We are about one month into the school year. Are you in a dreaded lunch rut yet?
For our family, we will likely be packing lunches for our son forever. My son has a number of food allergies, including peanuts, tree nuts, milk, eggs, sunflower (he may eat highly refined sunflower oil), sesame, and legumes (except for soy and kidney beans.)
I’m here to share five days of lunches. Perhaps it’ll give you some inspiration. Perhaps it’ll show you that it’s OK to not have a picture perfect lunch each day. Perhaps your children actually like the consistency of what you feel is the lunch rut. Next time I do this, I’ll also show you the after so you can see the level of vegetable rejection we are currently dealing with! Anyone with me?
If allergies are a factor for you or anyone in your family, please always make sure to check the ingredients and manufacturing processes yourself to make sure each food is safe for your family before using anything mentioned.
Day 1: Rolled organic deli turkey, apple slices, strawberries, chopped cooked veggie leftovers, and a sweet muffin with hidden spinach.
Pro tip: Cut all your apples at the start of the week, mix 1 part lemon juice with about 3 parts water (for us, I cut 5 apples and use about 1 T of lemon juice) and pour over the bowl of apples.

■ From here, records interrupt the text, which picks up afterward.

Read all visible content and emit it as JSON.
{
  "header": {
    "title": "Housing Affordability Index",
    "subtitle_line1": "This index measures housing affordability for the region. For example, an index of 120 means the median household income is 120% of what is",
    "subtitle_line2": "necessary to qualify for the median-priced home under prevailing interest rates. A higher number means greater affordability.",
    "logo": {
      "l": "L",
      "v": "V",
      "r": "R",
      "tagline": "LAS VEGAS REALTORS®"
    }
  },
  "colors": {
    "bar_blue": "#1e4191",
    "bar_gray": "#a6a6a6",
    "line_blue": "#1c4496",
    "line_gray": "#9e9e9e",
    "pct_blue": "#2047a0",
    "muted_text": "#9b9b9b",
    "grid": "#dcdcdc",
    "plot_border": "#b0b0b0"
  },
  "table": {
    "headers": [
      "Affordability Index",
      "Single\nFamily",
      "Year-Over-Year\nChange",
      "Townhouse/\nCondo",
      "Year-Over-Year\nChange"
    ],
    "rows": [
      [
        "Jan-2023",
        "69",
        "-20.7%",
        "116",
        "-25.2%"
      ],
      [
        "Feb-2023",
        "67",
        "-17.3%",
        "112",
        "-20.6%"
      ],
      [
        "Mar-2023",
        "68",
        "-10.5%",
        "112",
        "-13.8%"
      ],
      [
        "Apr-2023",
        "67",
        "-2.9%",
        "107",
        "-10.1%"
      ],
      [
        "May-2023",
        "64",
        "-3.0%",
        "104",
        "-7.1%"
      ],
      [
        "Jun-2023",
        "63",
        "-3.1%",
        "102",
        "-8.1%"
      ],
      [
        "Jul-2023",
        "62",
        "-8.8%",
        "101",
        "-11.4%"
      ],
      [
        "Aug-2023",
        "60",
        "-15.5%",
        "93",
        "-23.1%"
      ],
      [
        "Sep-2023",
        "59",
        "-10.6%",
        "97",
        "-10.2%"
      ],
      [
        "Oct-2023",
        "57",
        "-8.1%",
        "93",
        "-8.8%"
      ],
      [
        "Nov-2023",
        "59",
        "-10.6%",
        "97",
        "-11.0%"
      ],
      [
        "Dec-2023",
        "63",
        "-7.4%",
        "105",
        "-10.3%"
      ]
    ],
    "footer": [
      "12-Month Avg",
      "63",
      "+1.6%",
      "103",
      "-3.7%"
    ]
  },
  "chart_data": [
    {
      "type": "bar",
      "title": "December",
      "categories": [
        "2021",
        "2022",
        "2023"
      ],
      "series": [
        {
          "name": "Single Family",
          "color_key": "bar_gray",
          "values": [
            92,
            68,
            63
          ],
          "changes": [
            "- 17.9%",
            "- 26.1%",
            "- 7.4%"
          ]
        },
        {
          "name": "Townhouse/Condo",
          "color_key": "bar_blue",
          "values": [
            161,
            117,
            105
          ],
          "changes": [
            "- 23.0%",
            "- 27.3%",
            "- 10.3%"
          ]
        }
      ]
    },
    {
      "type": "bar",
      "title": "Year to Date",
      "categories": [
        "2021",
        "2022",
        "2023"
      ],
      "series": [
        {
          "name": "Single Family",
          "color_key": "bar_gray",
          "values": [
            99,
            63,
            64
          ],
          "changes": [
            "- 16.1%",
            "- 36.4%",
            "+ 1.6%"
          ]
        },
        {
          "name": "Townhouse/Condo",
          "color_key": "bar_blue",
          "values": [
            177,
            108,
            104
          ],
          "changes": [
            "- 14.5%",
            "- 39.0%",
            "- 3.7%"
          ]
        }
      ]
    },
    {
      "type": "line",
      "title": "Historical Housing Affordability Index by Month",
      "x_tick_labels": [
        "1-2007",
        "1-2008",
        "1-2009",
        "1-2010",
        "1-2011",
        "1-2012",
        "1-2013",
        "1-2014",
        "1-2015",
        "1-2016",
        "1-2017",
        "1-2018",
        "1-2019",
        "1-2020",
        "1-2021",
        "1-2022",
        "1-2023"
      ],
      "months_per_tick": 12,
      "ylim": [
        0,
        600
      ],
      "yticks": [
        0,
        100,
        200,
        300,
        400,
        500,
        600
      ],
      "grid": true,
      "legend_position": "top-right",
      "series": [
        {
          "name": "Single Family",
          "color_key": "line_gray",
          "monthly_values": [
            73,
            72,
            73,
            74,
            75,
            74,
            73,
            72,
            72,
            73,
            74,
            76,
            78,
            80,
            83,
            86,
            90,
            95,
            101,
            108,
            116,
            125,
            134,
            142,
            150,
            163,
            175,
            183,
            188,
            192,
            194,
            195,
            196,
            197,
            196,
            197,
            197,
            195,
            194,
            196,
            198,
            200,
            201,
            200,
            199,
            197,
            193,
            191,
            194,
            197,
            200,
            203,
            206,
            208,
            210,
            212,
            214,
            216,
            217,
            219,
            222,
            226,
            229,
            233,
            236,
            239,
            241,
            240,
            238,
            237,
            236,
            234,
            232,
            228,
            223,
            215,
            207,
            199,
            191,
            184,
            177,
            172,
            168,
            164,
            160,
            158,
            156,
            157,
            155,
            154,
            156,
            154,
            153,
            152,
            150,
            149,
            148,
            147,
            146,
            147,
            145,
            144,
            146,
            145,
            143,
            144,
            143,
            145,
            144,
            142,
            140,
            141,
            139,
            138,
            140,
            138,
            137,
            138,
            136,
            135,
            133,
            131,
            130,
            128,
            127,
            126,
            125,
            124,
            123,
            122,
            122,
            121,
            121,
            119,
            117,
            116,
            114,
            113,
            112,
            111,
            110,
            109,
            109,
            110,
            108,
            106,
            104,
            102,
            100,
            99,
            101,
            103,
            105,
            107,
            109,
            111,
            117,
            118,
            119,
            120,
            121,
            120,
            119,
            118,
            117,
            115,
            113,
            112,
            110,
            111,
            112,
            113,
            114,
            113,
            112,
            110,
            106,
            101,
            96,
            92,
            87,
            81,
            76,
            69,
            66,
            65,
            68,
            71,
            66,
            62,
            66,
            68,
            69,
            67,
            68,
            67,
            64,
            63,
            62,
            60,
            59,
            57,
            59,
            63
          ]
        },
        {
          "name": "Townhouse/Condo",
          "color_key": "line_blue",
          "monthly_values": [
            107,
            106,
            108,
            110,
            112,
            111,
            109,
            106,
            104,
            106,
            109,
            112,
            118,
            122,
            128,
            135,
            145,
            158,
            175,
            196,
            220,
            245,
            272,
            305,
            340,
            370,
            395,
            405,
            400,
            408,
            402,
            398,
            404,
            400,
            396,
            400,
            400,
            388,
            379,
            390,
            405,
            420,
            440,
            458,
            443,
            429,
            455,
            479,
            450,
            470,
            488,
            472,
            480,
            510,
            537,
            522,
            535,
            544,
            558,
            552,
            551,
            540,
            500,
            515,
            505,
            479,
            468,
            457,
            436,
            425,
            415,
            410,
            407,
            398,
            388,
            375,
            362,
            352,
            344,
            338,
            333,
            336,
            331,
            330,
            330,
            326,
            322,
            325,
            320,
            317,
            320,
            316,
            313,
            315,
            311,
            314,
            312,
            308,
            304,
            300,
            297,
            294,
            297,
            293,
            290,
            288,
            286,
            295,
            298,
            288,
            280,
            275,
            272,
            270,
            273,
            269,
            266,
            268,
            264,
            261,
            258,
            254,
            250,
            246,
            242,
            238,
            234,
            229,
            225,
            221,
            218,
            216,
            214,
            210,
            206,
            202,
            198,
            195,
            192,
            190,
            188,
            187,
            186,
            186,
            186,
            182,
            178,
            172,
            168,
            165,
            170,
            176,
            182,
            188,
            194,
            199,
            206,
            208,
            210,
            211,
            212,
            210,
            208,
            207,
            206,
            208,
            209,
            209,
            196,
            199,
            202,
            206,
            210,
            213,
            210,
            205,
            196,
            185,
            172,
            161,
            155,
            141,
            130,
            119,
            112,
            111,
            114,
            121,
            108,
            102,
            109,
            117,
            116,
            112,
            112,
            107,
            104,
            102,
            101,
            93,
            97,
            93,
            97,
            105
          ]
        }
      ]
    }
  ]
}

Shake it all around and they shouldn’t brown. None of us mind the taste of a bit of watered down lemon juice. I’ve recently read seltzer works too to prevent apples from browning.
Muffins are the only surefire way my child will eat vegetables at the moment, so we make a lot of them. These sweet muffins with hidden spinach are really easy to make and healthy. I always cut back the sweetener and just about double the amount of spinach in the recipe. This round had a power greens blend instead of just spinach because that’s what we had in the freezer. Whenever we can’t quite finish a giant tub of greens, I freeze it before it goes bad. It’s perfect to add to muffins and smoothies!
Day 2: Leftover beef burger topped with a bit of Daiya cheese, grapes, clementine, veggies, guacamole, and there is a muffin and pretzel chips hiding in those bags.
This is a meal where I should have given you the after. I’m pretty sure he dipped the clementines in the guacamole instead of the vegetables. The refined palate of a preschooler… Most of the time, lunch for us is dinner leftovers and a ton of produce. This one is no different. It’s an easy way to guarantee some level of variety and health (at least in my eyes).Day 3: Butternut squash ravioli, lots of cut fruit, pickles, and vegetables with soy butter.
We started offering our son celery with soy butter in an attempt to convince him to eat the vegetables. It kind of worked for a few days. This butternut squash ravioli is a huge hit in our house. It’s a favorite of my son’s and really nice on nights where we need something fast. When it is made, it does share equipment with milk and egg, but the company is transparent in their practices related to this. Also, pickles are my favorite food in the world and I am so thankful my son agrees. They go in the treat spot of this box often.
Day 4: Rolled up turkey, some Daiya cheese hiding underneath, cucumber sticks with guacamole, baked apples, and strawberries.
Want to know what I call this lunch? What happens when we didn’t have any leftovers! For us, deli meat is the ultimate way of combating a lunch rut. This week, we did it rolled up two times but I often make it into wraps, cut it into pieces, or even put it on an English muffin. We try to buy an organic, nitrate/nitrite free meat to feel better about additives. It is really versatile and allergy-safe protein that my son enjoys. I try to always keep some on hand and often just ask my son how he’d like it packed the next day.
Day 5: Chicken nuggets, mashed potatoes, cut grapes, and veggies.
This is another day of no leftovers. I clearly didn’t meal plan well for that. If your child is willing to eat things cold, you have a ton of options to combat a lunch rut. Thankfully, my son is not at all picky when it comes to food temperature. These mashed potatoes have some cauliflower mixed in, another attempt at tricking him into eating more vegetables. Our garden was plentiful in terms of tomatoes this year, so those often made it into lunch. They were typically returned, but if he’s down at the garden with us, my son likely ate a pint off the vine. I guess we take that as a win!
That is five days of our school lunches. I hope you’ve found a few helpful ideas. As I said, we try to eat leftovers and a bunch of produce for lunch, but that doesn’t always happen. If you’re feeling like you’re in a lunch rut, I’d also suggest asking your child what they would like. You might be surprised at what they come up with!
For us, having a bento style box has been a huge help in packing lunches. Before, my son’s lunch box was larger than my own with all of the glass containers it had to house each day. We love our stainless steel box and are looking forward to the investment lasting us many years, but there are many other options out there on the market. In addition to the convenience factor of one container, you fill it and you’re done. There is no more wondering if it’ll be enough. For us, it contains enough for lunch and a snack. He’s also sometimes allowed to eat the remaining items on the drive home from daycare, to save all of our sanity during dinner prep!
What are your favorite lunch foods to combat a lunch rut? Let me know what we can add to the list!